Function: thueinit
Section: polynomials
C-Name: thueinit
Prototype: GD0,L,p
Help: thueinit(P,{flag=0}): initialize the tnf corresponding to P, that will
 be used to solve Thue equations P(x,y) = some-integer. If flag is nonzero,
 certify the result unconditionally. Otherwise, assume GRH (much faster of
 course).
Doc: initializes the \var{tnf} corresponding to $P$, a nonconstant
 univariate polynomial with integer coefficients.
 The result is meant to be used in conjunction with \tet{thue} to solve Thue
 equations $P(X / Y)Y^{\deg P} = a$, where $a$ is an integer. Accordingly,
 $P$ must either have at least two distinct irreducible factors over $\Q$,
 or have one irreducible factor $T$ with degree $>2$ or two conjugate
 complex roots: under these (necessary and sufficient) conditions, the
 equation has finitely many integer solutions.
 \bprog
 ? S = thueinit(t^2+1);
 ? thue(S, 5)
 %2 = [[-2, -1], [-2, 1], [-1, -2], [-1, 2], [1, -2], [1, 2], [2, -1], [2, 1]]
 ? S = thueinit(t+1);
  ***   at top-level: thueinit(t+1)
  ***                 ^-------------
  *** thueinit: domain error in thueinit: P = t + 1
 @eprog\noindent The hardest case is when $\deg P > 2$ and $P$ is irreducible
 with at least one real root. The routine then uses Bilu-Hanrot's algorithm.

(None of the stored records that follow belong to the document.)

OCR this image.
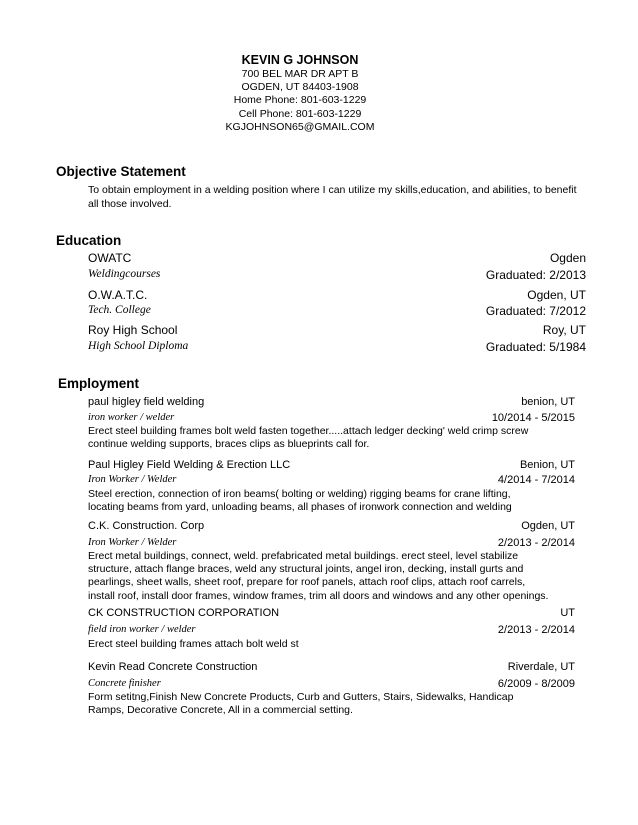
KEVIN G JOHNSON
700 BEL MAR DR APT B
OGDEN, UT 84403-1908
Home Phone: 801-603-1229
Cell Phone: 801-603-1229
KGJOHNSON65@GMAIL.COM
Objective Statement
To obtain employment in a welding position where I can utilize my skills,education, and abilities, to benefit
all those involved.
Education
OWATC	Ogden
Weldingcourses	Graduated: 2/2013
O.W.A.T.C.	Ogden, UT
Tech. College	Graduated: 7/2012
Roy High School	Roy, UT
High School Diploma	Graduated: 5/1984
Employment
paul higley field welding	benion, UT
iron worker / welder	10/2014 - 5/2015
Erect steel building frames bolt weld fasten together.....attach ledger decking' weld crimp screw
continue welding supports, braces clips as blueprints call for.
Paul Higley Field Welding & Erection LLC	Benion, UT
Iron Worker / Welder	4/2014 - 7/2014
Steel erection, connection of iron beams( bolting or welding) rigging beams for crane lifting,
locating beams from yard, unloading beams, all phases of ironwork connection and welding
C.K. Construction. Corp	Ogden, UT
Iron Worker / Welder	2/2013 - 2/2014
Erect metal buildings, connect, weld. prefabricated metal buildings. erect steel, level stabilize
structure, attach flange braces, weld any structural joints, angel iron, decking, install gurts and
pearlings, sheet walls, sheet roof, prepare for roof panels, attach roof clips, attach roof carrels,
install roof, install door frames, window frames, trim all doors and windows and any other openings.
CK CONSTRUCTION CORPORATION	UT
field iron worker / welder	2/2013 - 2/2014
Erect steel building frames attach bolt weld st
Kevin Read Concrete Construction	Riverdale, UT
Concrete finisher	6/2009 - 8/2009
Form setitng,Finish New Concrete Products, Curb and Gutters, Stairs, Sidewalks, Handicap
Ramps, Decorative Concrete, All in a commercial setting.
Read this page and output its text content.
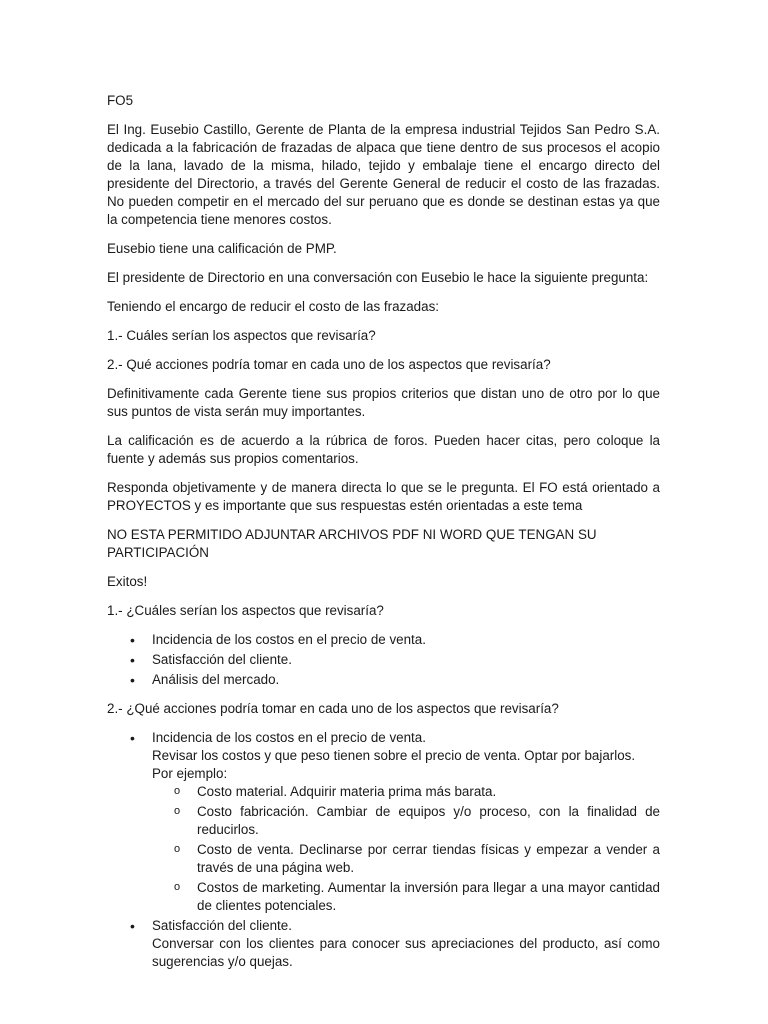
FO5

El Ing. Eusebio Castillo, Gerente de Planta de la empresa industrial Tejidos San Pedro S.A. dedicada a la fabricación de frazadas de alpaca que tiene dentro de sus procesos el acopio de la lana, lavado de la misma, hilado, tejido y embalaje tiene el encargo directo del presidente del Directorio, a través del Gerente General de reducir el costo de las frazadas. No pueden competir en el mercado del sur peruano que es donde se destinan estas ya que la competencia tiene menores costos.

Eusebio tiene una calificación de PMP.

El presidente de Directorio en una conversación con Eusebio le hace la siguiente pregunta:

Teniendo el encargo de reducir el costo de las frazadas:

1.- Cuáles serían los aspectos que revisaría?

2.- Qué acciones podría tomar en cada uno de los aspectos que revisaría?

Definitivamente cada Gerente tiene sus propios criterios que distan uno de otro por lo que sus puntos de vista serán muy importantes.

La calificación es de acuerdo a la rúbrica de foros. Pueden hacer citas, pero coloque la fuente y además sus propios comentarios.

Responda objetivamente y de manera directa lo que se le pregunta. El FO está orientado a PROYECTOS y es importante que sus respuestas estén orientadas a este tema

NO ESTA PERMITIDO ADJUNTAR ARCHIVOS PDF NI WORD QUE TENGAN SU PARTICIPACIÓN

Exitos!

1.- ¿Cuáles serían los aspectos que revisaría?

• Incidencia de los costos en el precio de venta.
• Satisfacción del cliente.
• Análisis del mercado.

2.- ¿Qué acciones podría tomar en cada uno de los aspectos que revisaría?

• Incidencia de los costos en el precio de venta.
Revisar los costos y que peso tienen sobre el precio de venta. Optar por bajarlos.
Por ejemplo:
o Costo material. Adquirir materia prima más barata.
o Costo fabricación. Cambiar de equipos y/o proceso, con la finalidad de reducirlos.
o Costo de venta. Declinarse por cerrar tiendas físicas y empezar a vender a través de una página web.
o Costos de marketing. Aumentar la inversión para llegar a una mayor cantidad de clientes potenciales.
• Satisfacción del cliente.
Conversar con los clientes para conocer sus apreciaciones del producto, así como sugerencias y/o quejas.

 If $\fl$ is nonzero, certify results unconditionally. Otherwise, assume
 \idx{GRH}, this being much faster of course. In the latter case, the result
 may still be unconditionally correct, see \tet{thue}. For instance in most
 cases where $P$ is reducible (not a pure power of an irreducible), \emph{or}
 conditional computed class groups are trivial \emph{or} the right hand side
 is $\pm1$, then results are unconditional.

 \misctitle{Note} The general philosophy is to disprove the existence of large
 solutions then to enumerate bounded solutions naively. The implementation
 will overflow when there exist huge solutions and the equation has degree
 $> 2$ (the quadratic imaginary case is special, since we can stick to
 \kbd{bnfisintnorm}, there are no fundamental units):
 \bprog
 ? thue(t^3+2, 10^30)
  ***   at top-level: L=thue(t^3+2,10^30)
  ***                   ^-----------------
  *** thue: overflow in thue (SmallSols): y <= 80665203789619036028928.
 ? thue(x^2+2, 10^30)  \\ quadratic case much easier
 %1 = [[-1000000000000000, 0], [1000000000000000, 0]]
 @eprog

 \misctitle{Note} It is sometimes possible to circumvent the above, and in any
 case obtain an important speed-up, if you can write $P = Q(x^{d})$ for some
 $d > 1$ and $Q$ still satisfying the \kbd{thueinit} hypotheses. You can then
 solve
 the equation attached to $Q$ then eliminate all solutions $(x,y)$ such that
 either $x$ or $y$ is not a $d$-th power.
 \bprog
 ? thue(x^4+1, 10^40); \\ stopped after 10 hours
 ? filter(L,d) =
     my(x,y); [[x,y] | v<-L, ispower(v[1],d,&x)&&ispower(v[2],d,&y)];
 ? L = thue(x^2+1, 10^40);
 ? filter(L, 2)
 %4 = [[0, 10000000000], [10000000000, 0]]
 @eprog\noindent The last 2 commands use less than 20ms.

 \misctitle{Note} When $P$ is irreducible without a real root, the equation
 can be solved unconditionnally in time $|a|^{1/\deg P}$. When this
 latter quantity is huge and the equation has no solutions, this fact
 may still be ascertained via arithmetic conditions but this now implies
 solving norm equations, computing a \var{bnf} and possibly assuming the GRH.
 When there is no real root, the code does not compute a \var{bnf}
 (with certification if $\fl = 1$) if it expects this to be an ``easy''
 computation (because the result would only be used for huge values of $a$).
 See \kbd{thue} for a way to compute an expensive \var{bnf} on your own and
 still get a result where this default cheap strategy fails.